Some kids are not motivated by grades. And if these kids’ intrinsic interest in school achievement flags, they can get off track and go nowhere. In an earlier blog, I suggested that when this happens, parents intervene and provide more structured, supervised study time to help get their kids back on track. In my practice, I’ve found that these kids often put up less resistance when they are rewarded for studying. And I often recommend that parents use money or other tangibles as bribes to get their kids to do the required studying.
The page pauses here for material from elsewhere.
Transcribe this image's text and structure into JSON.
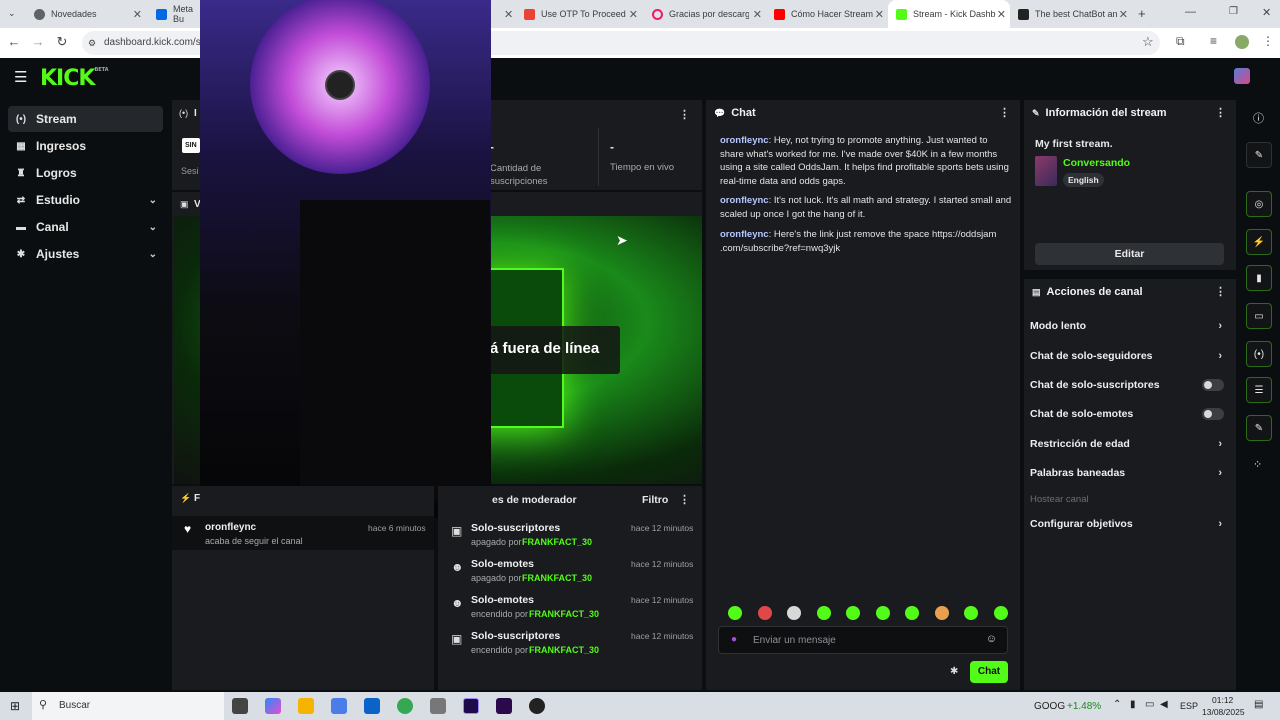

Rewarding these kids for regularly doing their homework makes it more likely that they’ll go along with the new regime and stick with it long enough to experience some of the intrinsic benefits of getting their work done. Most find that they like getting less grief from their teachers and parents. Most like the fact that they’re earning better grades. And a series of small successes can help these kids build self-confidence and provide an opportunity for them to view academic success as a source of personal satisfaction and perhaps even a matter of self-responsibility – instead of just a way to please others and earn tangible rewards.

The bottom line …
So while I’d not suggest rewarding your teen for studying if they’re thriving academically, I would encourage you to consider doing so if you have an unmotivated teen who is floundering. Some experts advise letting floundering teens fail, claiming that they’ll learn from their failure. My experience indicates that most teens don’t learn from failure. Instead, they just keep floundering as their attitude, self-confidence, and willingness to work go further downhill.

Bribing your unmotivated teen just might get them going in the right direction. And there’s a chance that the extrinsic motive for getting assigned work done will eventually be transformed into an internalized, personally endorsed value.